E no centro de todos havia o torturador. “Quando tortura e corrupção se juntaram, o regime militar elevou o torturador à condição de intocável”, afirma Heloísa Starling. O delegado paulista Sérgio Fleury não se limitava a torturar e matar no DOI-Codi. Liderava impunemente um esquadrão da morte, comandava uma máfia de proteção para empresários e criminosos e ainda roubava dos esquerdistas que prendia. Conforme disse Golbery, “Esse é um bandido. Mas prestou serviços e sabe muita coisa.” Foi condecorado com a Medalha do Pacificador e se livrou de investigações.
O DOI-Codi do Rio também produziu seus intocáveis, e nenhum deles foi tão notório quanto o capitão Ailton Guimarães Jorge. No auge da repressão, foi reconhecido por caçar guerrilheiros. Em 1969, matou um da VPR – e, com isso, ganhou a Medalha do Pacificador. Mas não demorou para diversificar sua atuação.
No fim do governo Médici, não havia mais esquerda armada. Então, os antigos agentes da repressão precisavam de uma razão de ser. Uns criaram novos inimigos imaginários. Outros foram para a segurança particular. Já o capitão Guimarães partiu com colegas para o contrabando de mercadorias. No fim de 1973, autoridades cariocas descobriram o esquema. Foram acusados 14 militares, 8 policiais civis e alguns comerciantes. Os réus chegaram a ser presos, mas o processo foi anulado. O motivo: os acusados alegaram ter sido torturados.
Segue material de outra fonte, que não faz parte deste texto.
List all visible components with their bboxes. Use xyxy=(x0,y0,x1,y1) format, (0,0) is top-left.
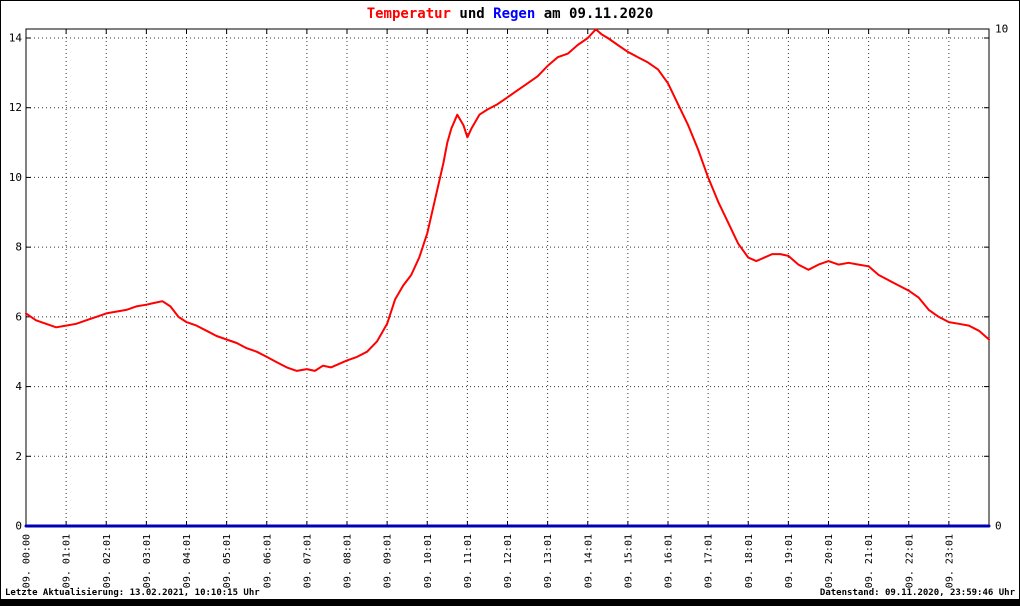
bottom-bar xyxy=(1,599,1019,605)
svg-text:09. 11:01: 09. 11:01 xyxy=(463,534,474,588)
svg-text:14: 14 xyxy=(9,32,23,45)
svg-text:09. 22:01: 09. 22:01 xyxy=(904,534,915,588)
svg-text:09. 05:01: 09. 05:01 xyxy=(222,534,233,588)
last-update-text: Letzte Aktualisierung: 13.02.2021, 10:10… xyxy=(5,588,260,598)
svg-text:09. 00:00: 09. 00:00 xyxy=(22,534,33,588)
svg-text:6: 6 xyxy=(15,310,22,323)
svg-text:09. 03:01: 09. 03:01 xyxy=(142,534,153,588)
svg-text:0: 0 xyxy=(15,520,22,533)
svg-text:09. 08:01: 09. 08:01 xyxy=(343,534,354,588)
svg-text:09. 20:01: 09. 20:01 xyxy=(824,534,835,588)
svg-text:09. 12:01: 09. 12:01 xyxy=(503,534,514,588)
svg-text:10: 10 xyxy=(995,23,1008,36)
chart-title-rain: Regen xyxy=(493,6,536,22)
svg-text:09. 16:01: 09. 16:01 xyxy=(664,534,675,588)
svg-text:09. 23:01: 09. 23:01 xyxy=(944,534,955,588)
svg-text:09. 14:01: 09. 14:01 xyxy=(583,534,594,588)
temperature-rain-chart: 0 2 4 6 8 10 12 14 0 10 09. 00:00 09. 01:01 09. 02:0… xyxy=(9,23,1009,589)
chart-title-date: am 09.11.2020 xyxy=(535,6,654,22)
svg-text:09. 15:01: 09. 15:01 xyxy=(623,534,634,588)
svg-text:12: 12 xyxy=(9,101,22,114)
svg-text:0: 0 xyxy=(995,520,1002,533)
svg-text:09. 02:01: 09. 02:01 xyxy=(102,534,113,588)
data-timestamp-text: Datenstand: 09.11.2020, 23:59:46 Uhr xyxy=(819,588,1015,598)
svg-text:09. 01:01: 09. 01:01 xyxy=(62,534,73,588)
chart-title: Temperatur und Regen am 09.11.2020 xyxy=(1,6,1019,22)
svg-text:09. 21:01: 09. 21:01 xyxy=(864,534,875,588)
svg-text:4: 4 xyxy=(15,380,22,393)
svg-text:8: 8 xyxy=(15,241,22,254)
svg-text:2: 2 xyxy=(15,450,22,463)
svg-text:09. 10:01: 09. 10:01 xyxy=(423,534,434,588)
svg-text:10: 10 xyxy=(9,171,22,184)
svg-text:09. 06:01: 09. 06:01 xyxy=(262,534,273,588)
svg-text:09. 04:01: 09. 04:01 xyxy=(182,534,193,588)
svg-text:09. 07:01: 09. 07:01 xyxy=(302,534,313,588)
svg-text:09. 17:01: 09. 17:01 xyxy=(704,534,715,588)
chart-title-and: und xyxy=(450,6,494,22)
chart-title-temperature: Temperatur xyxy=(366,6,451,22)
svg-text:09. 13:01: 09. 13:01 xyxy=(543,534,554,588)
svg-text:09. 18:01: 09. 18:01 xyxy=(744,534,755,588)
svg-text:09. 09:01: 09. 09:01 xyxy=(383,534,394,588)
svg-text:09. 19:01: 09. 19:01 xyxy=(784,534,795,588)
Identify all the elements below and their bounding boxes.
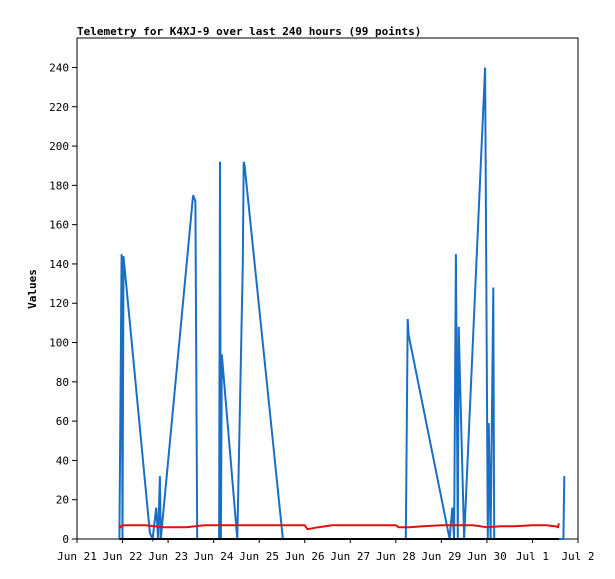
y-axis: 0 20 40 60 80 100 120 140 160 180 200 220 240 — [49, 61, 77, 546]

Então o capitão Guimarães entrou para o jogo do bicho. Em 1981, quando se desligou do Exército, já dominava Niterói e São Gonçalo. Usando seus conhecimentos de repressão, espionagem e organização militar, transformou o bicho numa verdadeira organização. Deixou os pequenos e médios bicheiros se canibalizarem e dividiu o butim com os grandes, com os quais delimitou territórios e verticalizou o poder. No topo, ele mesmo. E, para ostentar seu domínio, seguiu o hábito dos bicheiros: adotou uma escola de samba – a Unidos de Vila Isabel.